Ritengo che questo criterio possa servire, di volta in volta, per creare le situazioni di apprendimento che riproducano quanto più possibile quelle in cui verosimilmente la conoscenza è stata acquisita dal primo uomo.

Al riguardo, ci limitiamo a riportare quanto, riprendendo J. Piaget, scrive Bruner:

<<Se è vero che l’abituale decorso dello sviluppo íntellettuale procede dalla rappresentazione attiva, attraverso quella iconica, alla rappresentazione simbolica della realtà, è probabile che la migliore progressione possibile seguirà la stessa direzione>>[2] .

Sintetizzando, le situazioni di apprendimento debbono essere predisposte, prima con materiali concreti, poi con materiali digitali ed iconici, infine con materiali simbolici.

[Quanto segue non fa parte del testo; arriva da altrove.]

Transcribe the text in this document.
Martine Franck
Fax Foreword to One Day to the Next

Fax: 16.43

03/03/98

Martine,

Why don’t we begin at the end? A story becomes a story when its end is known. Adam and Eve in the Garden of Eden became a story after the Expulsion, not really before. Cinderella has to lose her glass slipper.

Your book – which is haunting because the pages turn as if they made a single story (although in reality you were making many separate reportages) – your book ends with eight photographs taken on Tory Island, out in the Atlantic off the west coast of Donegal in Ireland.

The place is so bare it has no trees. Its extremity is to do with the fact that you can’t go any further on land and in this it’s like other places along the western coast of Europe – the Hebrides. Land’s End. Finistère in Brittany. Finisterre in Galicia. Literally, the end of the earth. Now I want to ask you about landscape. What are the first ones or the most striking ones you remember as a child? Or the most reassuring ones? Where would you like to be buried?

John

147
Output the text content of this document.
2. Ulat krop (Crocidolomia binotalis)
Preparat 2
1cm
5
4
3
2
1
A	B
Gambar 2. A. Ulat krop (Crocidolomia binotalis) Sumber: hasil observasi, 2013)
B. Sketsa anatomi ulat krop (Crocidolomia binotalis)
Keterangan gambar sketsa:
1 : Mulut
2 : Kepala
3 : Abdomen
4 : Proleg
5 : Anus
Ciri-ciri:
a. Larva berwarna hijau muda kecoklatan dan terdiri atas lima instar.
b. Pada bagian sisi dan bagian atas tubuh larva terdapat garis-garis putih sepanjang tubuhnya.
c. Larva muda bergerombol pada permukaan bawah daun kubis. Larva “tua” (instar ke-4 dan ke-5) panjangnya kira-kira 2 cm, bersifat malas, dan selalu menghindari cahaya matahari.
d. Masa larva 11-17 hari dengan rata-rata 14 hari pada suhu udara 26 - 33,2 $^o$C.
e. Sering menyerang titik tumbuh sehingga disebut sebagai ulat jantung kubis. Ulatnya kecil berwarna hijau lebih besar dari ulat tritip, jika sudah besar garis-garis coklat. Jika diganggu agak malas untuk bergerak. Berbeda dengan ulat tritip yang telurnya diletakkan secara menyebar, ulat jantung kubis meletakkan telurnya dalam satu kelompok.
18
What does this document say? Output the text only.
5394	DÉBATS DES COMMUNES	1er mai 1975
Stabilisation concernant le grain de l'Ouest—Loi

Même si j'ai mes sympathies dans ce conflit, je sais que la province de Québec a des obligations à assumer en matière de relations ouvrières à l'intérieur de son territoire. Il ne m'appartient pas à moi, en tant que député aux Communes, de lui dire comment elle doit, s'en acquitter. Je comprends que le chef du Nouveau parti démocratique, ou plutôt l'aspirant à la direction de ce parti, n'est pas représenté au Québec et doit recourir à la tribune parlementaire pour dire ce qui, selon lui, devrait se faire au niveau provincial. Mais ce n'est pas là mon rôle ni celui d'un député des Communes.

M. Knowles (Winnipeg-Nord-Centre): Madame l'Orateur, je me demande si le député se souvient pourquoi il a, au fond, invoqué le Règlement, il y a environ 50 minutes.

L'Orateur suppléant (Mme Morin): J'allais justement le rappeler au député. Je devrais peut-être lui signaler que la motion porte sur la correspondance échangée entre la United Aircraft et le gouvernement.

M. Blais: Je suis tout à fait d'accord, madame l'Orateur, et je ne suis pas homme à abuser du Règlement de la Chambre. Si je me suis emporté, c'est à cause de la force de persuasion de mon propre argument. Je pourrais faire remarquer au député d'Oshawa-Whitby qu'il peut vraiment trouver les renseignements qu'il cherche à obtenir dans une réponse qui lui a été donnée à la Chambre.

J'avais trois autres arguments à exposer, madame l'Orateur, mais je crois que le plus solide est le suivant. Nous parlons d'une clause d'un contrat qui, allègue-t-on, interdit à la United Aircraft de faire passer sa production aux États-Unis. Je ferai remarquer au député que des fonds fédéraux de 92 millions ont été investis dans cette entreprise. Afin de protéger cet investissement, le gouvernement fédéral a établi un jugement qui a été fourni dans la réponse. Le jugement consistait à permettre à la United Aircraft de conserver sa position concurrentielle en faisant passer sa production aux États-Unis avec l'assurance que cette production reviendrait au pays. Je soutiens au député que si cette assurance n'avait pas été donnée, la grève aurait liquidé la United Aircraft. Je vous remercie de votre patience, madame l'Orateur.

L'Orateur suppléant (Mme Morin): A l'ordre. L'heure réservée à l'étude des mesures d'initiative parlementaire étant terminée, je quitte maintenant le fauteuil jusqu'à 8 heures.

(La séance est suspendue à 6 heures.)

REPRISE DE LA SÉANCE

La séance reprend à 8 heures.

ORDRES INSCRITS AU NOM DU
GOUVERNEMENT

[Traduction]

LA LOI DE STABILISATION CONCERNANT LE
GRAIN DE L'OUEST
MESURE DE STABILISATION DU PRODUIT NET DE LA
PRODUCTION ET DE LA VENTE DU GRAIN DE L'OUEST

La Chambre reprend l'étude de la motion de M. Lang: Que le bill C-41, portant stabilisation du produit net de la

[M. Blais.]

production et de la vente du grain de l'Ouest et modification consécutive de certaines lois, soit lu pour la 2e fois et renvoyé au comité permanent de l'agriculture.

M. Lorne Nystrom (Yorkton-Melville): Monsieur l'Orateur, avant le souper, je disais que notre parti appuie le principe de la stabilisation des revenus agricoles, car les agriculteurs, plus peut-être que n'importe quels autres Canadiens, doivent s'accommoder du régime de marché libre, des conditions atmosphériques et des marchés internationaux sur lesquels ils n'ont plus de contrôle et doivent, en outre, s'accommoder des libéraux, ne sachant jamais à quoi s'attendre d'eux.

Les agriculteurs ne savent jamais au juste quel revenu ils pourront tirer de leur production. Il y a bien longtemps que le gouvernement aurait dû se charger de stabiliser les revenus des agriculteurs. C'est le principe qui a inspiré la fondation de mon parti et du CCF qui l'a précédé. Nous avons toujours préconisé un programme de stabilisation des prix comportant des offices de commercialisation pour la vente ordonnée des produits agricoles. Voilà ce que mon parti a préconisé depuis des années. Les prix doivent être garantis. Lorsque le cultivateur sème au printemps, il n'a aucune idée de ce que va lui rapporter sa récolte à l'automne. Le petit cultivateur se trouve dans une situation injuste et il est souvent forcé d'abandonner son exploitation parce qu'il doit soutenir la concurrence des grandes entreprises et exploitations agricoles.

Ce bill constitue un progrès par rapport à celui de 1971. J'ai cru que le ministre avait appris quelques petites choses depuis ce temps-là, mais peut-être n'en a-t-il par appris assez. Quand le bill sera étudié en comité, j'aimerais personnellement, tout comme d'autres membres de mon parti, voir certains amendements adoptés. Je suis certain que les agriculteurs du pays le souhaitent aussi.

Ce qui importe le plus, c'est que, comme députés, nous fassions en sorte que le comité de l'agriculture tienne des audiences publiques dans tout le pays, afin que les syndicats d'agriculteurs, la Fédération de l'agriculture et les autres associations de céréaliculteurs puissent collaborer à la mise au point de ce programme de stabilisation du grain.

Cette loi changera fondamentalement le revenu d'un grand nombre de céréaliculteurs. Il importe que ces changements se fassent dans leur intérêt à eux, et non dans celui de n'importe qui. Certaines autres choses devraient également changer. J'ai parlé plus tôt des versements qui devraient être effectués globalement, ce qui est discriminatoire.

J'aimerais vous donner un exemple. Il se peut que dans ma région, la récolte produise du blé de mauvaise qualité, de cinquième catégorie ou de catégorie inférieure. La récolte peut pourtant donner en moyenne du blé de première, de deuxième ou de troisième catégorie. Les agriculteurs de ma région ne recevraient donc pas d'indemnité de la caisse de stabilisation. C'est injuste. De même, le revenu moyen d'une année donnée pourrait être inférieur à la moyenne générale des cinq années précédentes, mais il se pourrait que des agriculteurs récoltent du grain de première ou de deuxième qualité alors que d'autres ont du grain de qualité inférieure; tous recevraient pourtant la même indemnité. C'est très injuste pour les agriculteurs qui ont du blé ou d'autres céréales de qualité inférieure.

Non ci stancheremo mai di ribadire che, per quanto possibile, i giovani operino prima con materiali concreti, comuni e strutturati (gli uni e gli altri!), poi con materiali digitali (preferibilmente, di realtà aumentate o, almeno, 3D, eventualmente con materiali iconici, oggi riproducibili in digitale, ed infine, ma proprio alla fine, con rappresentazione simbolica (parole orali e scritte, simboli).

Stante la ineliminabile funzione delle rappresentazioni concrete, non si deve minimamente pensare che il digitale possa sostituire la manipolazione, la pedipolazione, l’uso dei sensi e del corpo in genere.

Questo è il rischio, facile rischio, che ora si corre, e non solo a scuola.

Si vorrebbe sostituire il digitale al corporeo.

Ma già Vico insegnava.

Verum ipsum factum!

Gli uomini, e le donne, non cesseranno mai di sentire il bisogno di toccare, vedere, ascoltare, annusare, assaporare, correre, saltare, danzare, cantare, suonare…

Lasciamoli fare!

Poi, solo poi, al posto della tua bella o del tuo bello, ti porterai la sua foto nel portafogli!

Ed infine, ma non alla fine, dirai soltanto: Maria, Mario!

 

[1] Casotti M. (A cura di), De magistro, La Scuola, Brescia, 1957, p 28.

[2] BRUNER J.S., Verso una teoria dell’ístruzione, Arnando, Roma, 1967, p. 85.